O ex-vereador Diego Picucha (PDT), que foi candidato a prefeito na disputa à Prefeitura de Parobé, em outubro passado, está tentando obter a diplomação para assumir a chefia do Executivo. Em entrevista ao programa Painel 1490, da Rádio Taquara, nesta terça-feira, comentou decisões liminares que o negaram a diplomação e anunciou que está levando a discussão jurídica do caso para o Tribunal Superior Eleitoral (TSE) e, se necessário, ao Supremo Tribunal Federal (STF). O entendimento de Picucha é de que ele é o candidato com os votos validados em maior número na eleição de Parobé.

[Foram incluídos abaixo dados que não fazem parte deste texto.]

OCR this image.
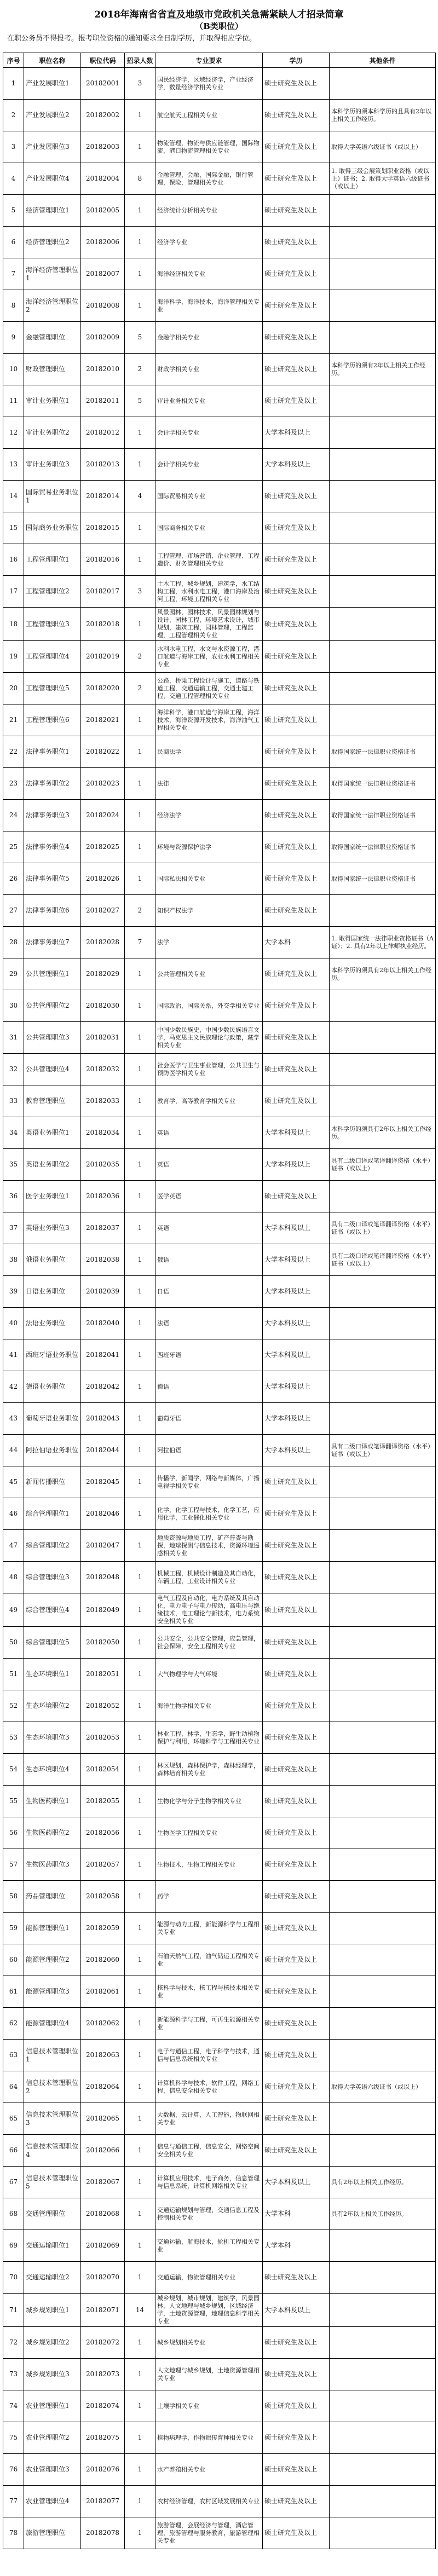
2018年海南省省直及地级市党政机关急需紧缺人才招录简章
（B类职位）
在职公务员不得报考。报考职位资格的通知要求全日制学历，并取得相应学位。
序号	职位名称	职位代码	招录人数	专业要求	学历	其他条件
1	产业发展职位1	20182001	3	国民经济学，区域经济学，产业经济学，数量经济学相关专业	硕士研究生及以上	
2	产业发展职位2	20182002	1	航空航天工程相关专业	硕士研究生及以上	本科学历的须本科学历的且具有2年以上相关工作经历。
3	产业发展职位3	20182003	1	物流管理，物流与供应链管理，国际物流，港口物流管理相关专业	硕士研究生及以上	取得大学英语六级证书（或以上）
4	产业发展职位4	20182004	8	金融管理，会融，国际金融，银行管理，保险，管理相关专业	硕士研究生及以上	1. 取得三级会展策划职业资格（或以上）证书；2. 取得大学英语六级证书（或以上）
5	经济管理职位1	20182005	1	经济统计分析相关专业	硕士研究生及以上	
6	经济管理职位2	20182006	1	经济学专业	硕士研究生及以上	
7	海洋经济管理职位1	20182007	1	海洋经济相关专业	硕士研究生及以上	
8	海洋经济管理职位2	20182008	1	海洋科学，海洋技术，海洋管理相关专业	硕士研究生及以上	
9	金融管理职位	20182009	5	金融学相关专业	硕士研究生及以上	
10	财政管理职位	20182010	2	财政学相关专业	硕士研究生及以上	本科学历的须有2年以上相关工作经历。
11	审计业务职位1	20182011	5	审计业务相关专业	硕士研究生及以上	
12	审计业务职位2	20182012	1	会计学相关专业	大学本科及以上	
13	审计业务职位3	20182013	1	会计学相关专业	大学本科及以上	
14	国际贸易业务职位1	20182014	4	国际贸易相关专业	硕士研究生及以上	
15	国际商务业务职位	20182015	1	国际商务相关专业	硕士研究生及以上	
16	工程管理职位1	20182016	1	工程管理、市场营销、企业管理、工程造价、财务管理相关专业	硕士研究生及以上	
17	工程管理职位2	20182017	3	土木工程，城乡规划，建筑学，水工结构工程，水利水电工程，港口海岸及治河工程，环境工程相关专业	硕士研究生及以上	
18	工程管理职位3	20182018	1	风景园林，园林技术，风景园林规划与设计，园林工程，环境艺术设计，城市规划，建筑工程，园林管理，工程监理，工程管理相关专业	硕士研究生及以上	
19	工程管理职位4	20182019	2	水利水电工程，水文与水资源工程，港口航道与海岸工程，农业水利工程相关专业	硕士研究生及以上	
20	工程管理职位5	20182020	2	公路，桥梁工程设计与施工，道路与铁道工程，交通运输工程，交通土建工程，交通工程管理相关专业	硕士研究生及以上	
21	工程管理职位6	20182021	1	海洋科学，港口航道与海岸工程，海洋技术，海洋资源开发技术，海洋油气工程相关专业	硕士研究生及以上	
22	法律事务职位1	20182022	1	民商法学	硕士研究生及以上	取得国家统一法律职业资格证书
23	法律事务职位2	20182023	1	法律	硕士研究生及以上	取得国家统一法律职业资格证书
24	法律事务职位3	20182024	1	经济法学	硕士研究生及以上	取得国家统一法律职业资格证书
25	法律事务职位4	20182025	1	环境与资源保护法学	硕士研究生及以上	取得国家统一法律职业资格证书
26	法律事务职位5	20182026	1	国际私法相关专业	硕士研究生及以上	取得国家统一法律职业资格证书
27	法律事务职位6	20182027	2	知识产权法学	硕士研究生及以上	
28	法律事务职位7	20182028	7	法学	大学本科	1. 取得国家统一法律职业资格证书（A证）；2. 具有2年以上律师执业经历。
29	公共管理职位1	20182029	1	公共管理相关专业	硕士研究生及以上	本科学历的须具有2年以上相关工作经历。
30	公共管理职位2	20182030	1	国际政治，国际关系，外交学相关专业	硕士研究生及以上	
31	公共管理职位3	20182031	1	中国少数民族史，中国少数民族语言文学，马克思主义民族理论与政策，藏学相关专业	硕士研究生及以上	
32	公共管理职位4	20182032	1	社会医学与卫生事业管理，公共卫生与预防医学相关专业	硕士研究生及以上	
33	教育管理职位	20182033	1	教育学，高等教育学相关专业	硕士研究生及以上	
34	英语业务职位1	20182034	1	英语	大学本科及以上	本科学历的须具有2年以上相关工作经历。
35	英语业务职位2	20182035	1	英语	大学本科及以上	具有二级口译或笔译翻译资格（水平）证书（或以上）
36	医学业务职位1	20182036	1	医学英语	硕士研究生及以上	
37	英语业务职位3	20182037	1	英语	大学本科及以上	具有二级口译或笔译翻译资格（水平）证书（或以上）
38	俄语业务职位	20182038	1	俄语	大学本科及以上	具有二级口译或笔译翻译资格（水平）证书（或以上）
39	日语业务职位	20182039	1	日语	大学本科及以上	
40	法语业务职位	20182040	1	法语	大学本科及以上	
41	西班牙语业务职位	20182041	1	西班牙语	大学本科及以上	
42	德语业务职位	20182042	1	德语	大学本科及以上	
43	葡萄牙语业务职位	20182043	1	葡萄牙语	大学本科及以上	
44	阿拉伯语业务职位	20182044	1	阿拉伯语	大学本科及以上	具有二级口译或笔译翻译资格（水平）证书（或以上）
45	新闻传播职位	20182045	1	传播学，新闻学，网络与新媒体，广播电视学相关专业	硕士研究生及以上	
46	综合管理职位1	20182046	1	化学，化学工程与技术，化学工艺，应用化学，工业催化相关专业	硕士研究生及以上	
47	综合管理职位2	20182047	1	地质资源与地质工程，矿产普查与勘探，地球探测与信息技术，资源环境遥感相关专业	硕士研究生及以上	
48	综合管理职位3	20182048	1	机械工程，机械设计制造及其自动化，车辆工程，工业设计相关专业	硕士研究生及以上	
49	综合管理职位4	20182049	1	电气工程及自动化，电力系统及其自动化，电力电子与电力传动，高电压与绝缘技术，电工理论与新技术，电力系统安全相关专业	硕士研究生及以上	
50	综合管理职位5	20182050	1	公共安全，公共安全管理，应急管理，社会保障，安全工程相关专业	硕士研究生及以上	
51	生态环境职位1	20182051	1	大气物理学与大气环境	硕士研究生及以上	
52	生态环境职位2	20182052	1	海洋生物学相关专业	硕士研究生及以上	
53	生态环境职位3	20182053	1	林业工程，林学，生态学，野生动植物保护与利用，环境科学与工程相关专业	硕士研究生及以上	
54	生态环境职位4	20182054	1	林区规划，森林保护学，森林经理学，森林培育相关专业	硕士研究生及以上	
55	生物医药职位1	20182055	1	生物化学与分子生物学相关专业	硕士研究生及以上	
56	生物医药职位2	20182056	1	生物医学工程相关专业	硕士研究生及以上	
57	生物医药职位3	20182057	1	生物技术，生物工程相关专业	硕士研究生及以上	
58	药品管理职位	20182058	1	药学	硕士研究生及以上	
59	能源管理职位1	20182059	1	能源与动力工程，新能源科学与工程相关专业	硕士研究生及以上	
60	能源管理职位2	20182060	1	石油天然气工程，油气储运工程相关专业	硕士研究生及以上	
61	能源管理职位3	20182061	1	核科学与技术，核工程与核技术相关专业	硕士研究生及以上	
62	能源管理职位4	20182062	1	新能源科学与工程，可再生能源相关专业	硕士研究生及以上	
63	信息技术管理职位1	20182063	1	电子与通信工程，电子科学与技术，通信与信息系统相关专业	硕士研究生及以上	
64	信息技术管理职位2	20182064	1	计算机科学与技术，软件工程，网络工程，信息安全相关专业	硕士研究生及以上	取得大学英语六级证书（或以上）
65	信息技术管理职位3	20182065	1	大数据，云计算，人工智能，物联网相关专业	硕士研究生及以上	
66	信息技术管理职位4	20182066	1	信息与通信工程，信息安全，网络空间安全相关专业	硕士研究生及以上	
67	信息技术管理职位5	20182067	1	计算机应用技术，电子商务，信息管理与信息系统，计算机网络相关专业	大学本科及以上	具有2年以上相关工作经历。
68	交通管理职位	20182068	1	交通运输规划与管理，交通信息工程及控制相关专业	大学本科	具有2年以上相关工作经历。
69	交通运输职位1	20182069	1	交通运输，航海技术，轮机工程相关专业	大学本科	
70	交通运输职位2	20182070	1	交通运输，物流管理相关专业	硕士研究生及以上	
71	城乡规划职位1	20182071	14	城乡规划，城市规划，建筑学，风景园林，人文地理与城乡规划，区域经济学，土地资源管理，地理信息科学相关专业	大学本科及以上	
72	城乡规划职位2	20182072	1	城乡规划相关专业	硕士研究生及以上	
73	城乡规划职位3	20182073	1	人文地理与城乡规划，土地资源管理相关专业	硕士研究生及以上	
74	农业管理职位1	20182074	1	土壤学相关专业	硕士研究生及以上	
75	农业管理职位2	20182075	1	植物病理学，作物遗传育种相关专业	硕士研究生及以上	
76	农业管理职位3	20182076	1	水产养殖相关专业	硕士研究生及以上	
77	农业管理职位4	20182077	1	农村经济管理，农村区域发展相关专业	硕士研究生及以上	
78	旅游管理职位	20182078	1	旅游管理，会展经济与管理，酒店管理，旅游管理与服务教育，旅游管理相关专业	硕士研究生及以上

Picucha iniciou a entrevista dizendo que respeita a todos os partidos de Parobé, em especial os adversários PMDB e Irton Feller. Mas, segundo ele, os votos obtidos pela coligação liderada por Feller são nulos. "E tudo aquilo que é nulo não gera efeito no mundo jurídico", comentou Picucha. O pedetista disse que os votos sendo considerados nulos não se encaixam no parágrafo terceiro do artigo 224 do Código Eleitoral. Esta norma prevê que: "A decisão da Justiça Eleitoral que importe o indeferimento do registro, a cassação do diploma ou a perda do mandato de candidato eleito em pleito majoritário acarreta, após o trânsito em julgado, a realização de novas eleições, independentemente do número de votos anulados". Contudo, Picucha disse que o PSD e o Ministério Público Federal movem, no STF, ações pedindo a declaração de inconstitucionalidade deste parágrafo do Código Eleitoral.
Para Picucha, Feller nunca teve os votos contabilizados, pois nunca foi candidato. O adversário afirmou que Feller teve uma liminar negada na Justiça comum, em que tentou afastar a desaprovação de contas em parecer do Tribunal de Contas do Estado. Depois, tentou o registro da candidatura, que foi negado na Justiça Eleitoral de Taquara, cuja sentença foi mantida pelo Tribunal Regional Eleitoral (TRE). No TSE, Picucha diz que o ministro-relator achou um erro de procedimento e mandou o processo de volta para Taquara, mas, no retorno, o juiz titular do Cartório taquarense já emitiu nova sentença mantendo a negativa à candidatura de Feller. "Reitero o respeito, mas do nosso ponto de vista jurídico, nunca foi candidato, nunca teve voto. Pode vir a existir esses votos, pois não pode se descartar de [Feller] ser absolvido no TSE, mas hoje eles não existem para o mundo jurídico. Essa é a tese que o nosso corpo de advogados usou", comentou Picucha.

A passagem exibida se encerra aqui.